Seule l’interpellation de quelques universitaires est venu rompre le silence observé pour poser les questions sur la situation des banques coopératives dans cette conjoncture et amorcer un débat nécessaire.

C’est ce débat que de son coté,le président du Crédit Coopératif,dans un article paru dans le Monde du 25 février dernier, sous le titre « Plaidoyer pour la « biodiversité « bancaire française » a accepté d’ouvrir ,en apportant des éléments de réponse et des pistes d’évolution.
Il faut espérer qu’il puisse être poursuivi.

Il faut aussi espérer que les leçons de la crise ne soient pas perdues et surtout que l’économie sociale et solidaire ne tarde pas à mettre à profit l’opportunité unique qui lui est offerte pour faire progresser ses valeurs et jouer dans le monde globalisé de demain un rôle à sa mesure.

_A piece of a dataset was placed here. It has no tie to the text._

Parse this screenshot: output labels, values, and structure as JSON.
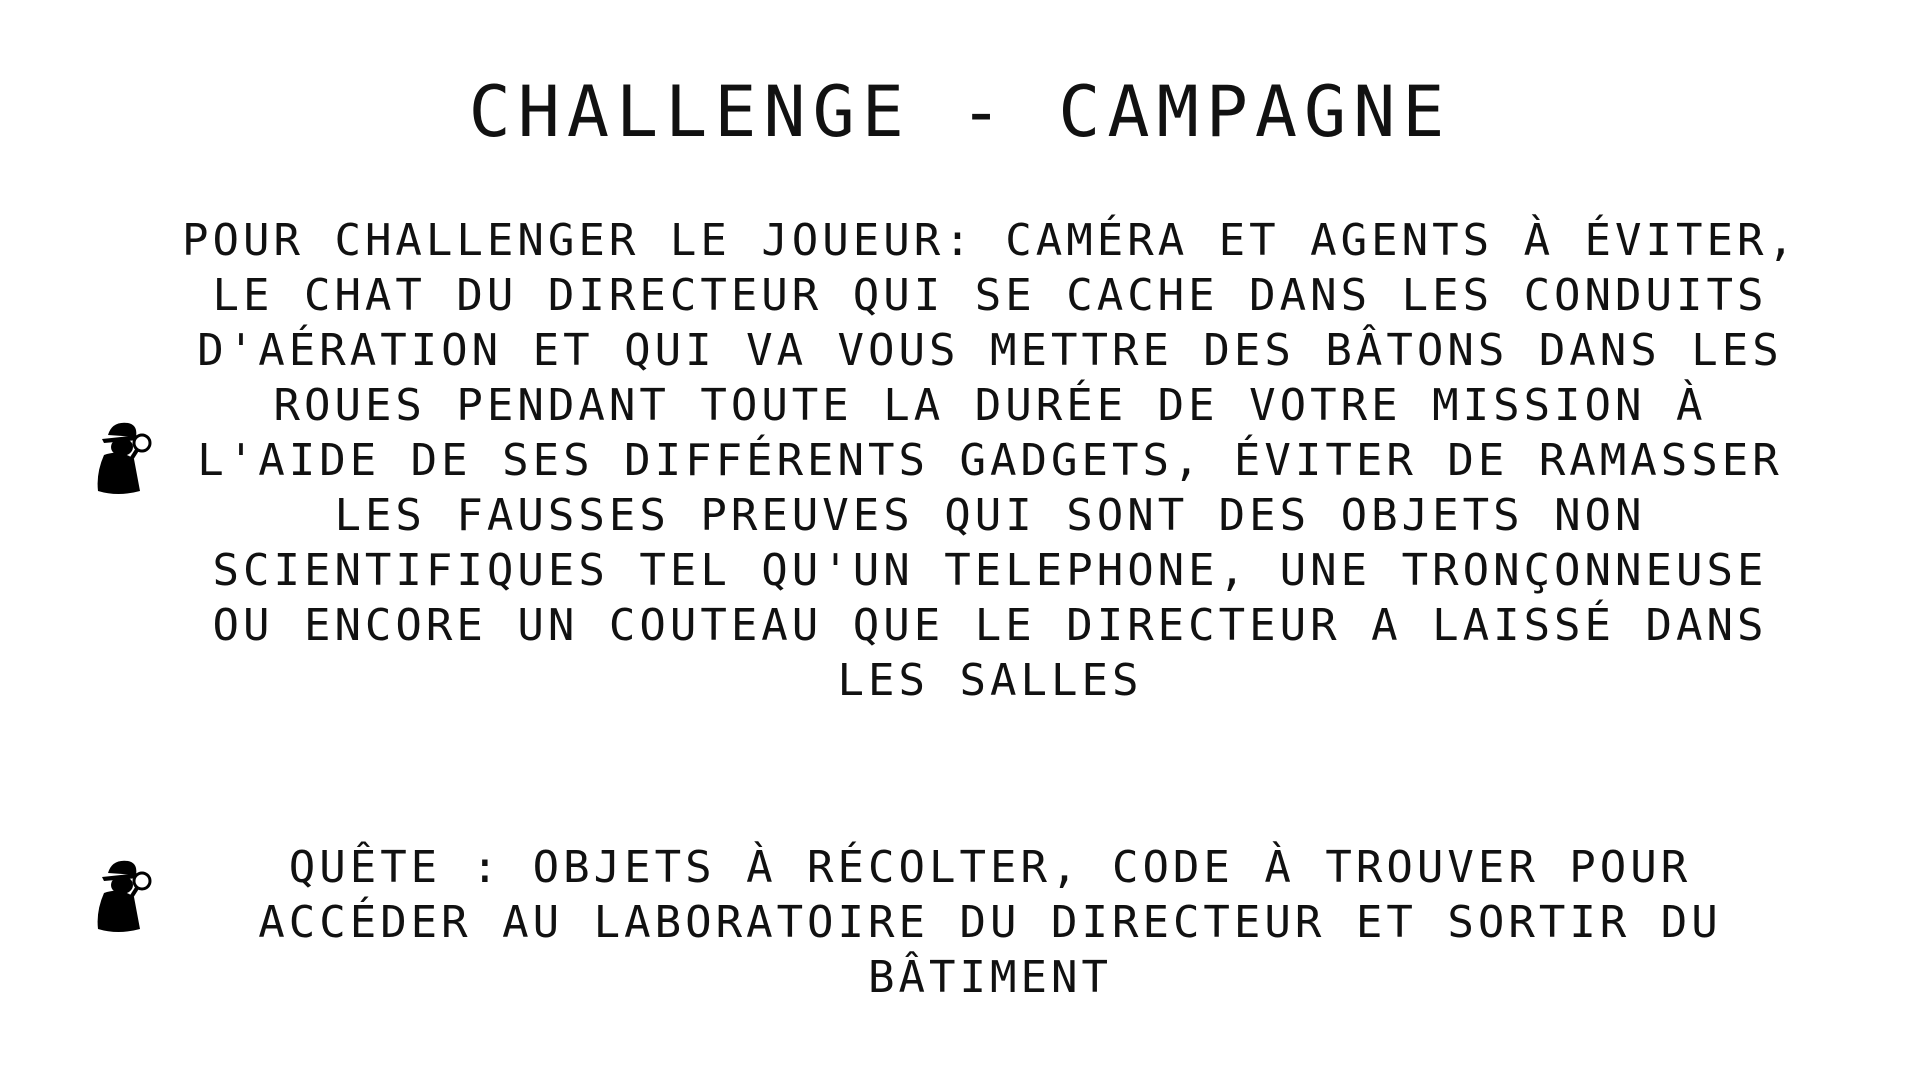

  • Marcel Hipszman (IDES, France) est président de l ‘Association Internationale des Investisseurs dans l’Économie sociale depuis juin 2008.
    Chargé de mission auprès du président du groupe Esfin-Ides,président de Sofinei (société de financement des entreprises d’insertion), Marcel Hipszman est activement engagé, depuis un peu plus de 20 ans, dans le domaine du financement des entreprises de l’Economie Sociale
  • L’Association Internationale des Investisseurs dans l’Économie sociale(INAISE) est un réseau international d’organismes ayant pour objectif le financement de projets sociaux et environnementaux. Créé à Barcelone, Espagne, en 1989 à l’initiative de 7 organisations financières de l’économie sociale, INAISE a connu une croissance rapide liée au développement du mouvement de la finance sociale et solidaire qui a très vite gagné en nombre, en visibilité et en importance dans la plupart des pays européens et non européens. Grâce à INAISE, les investisseurs sociaux, de la Norvège à l’Afrique du Sud et du Costa Rica au Japon, se sont unis pour échanger leurs expériences, diffuser l’information et montrer au monde entier que l’argent peut être facteur de changement social et environnemental.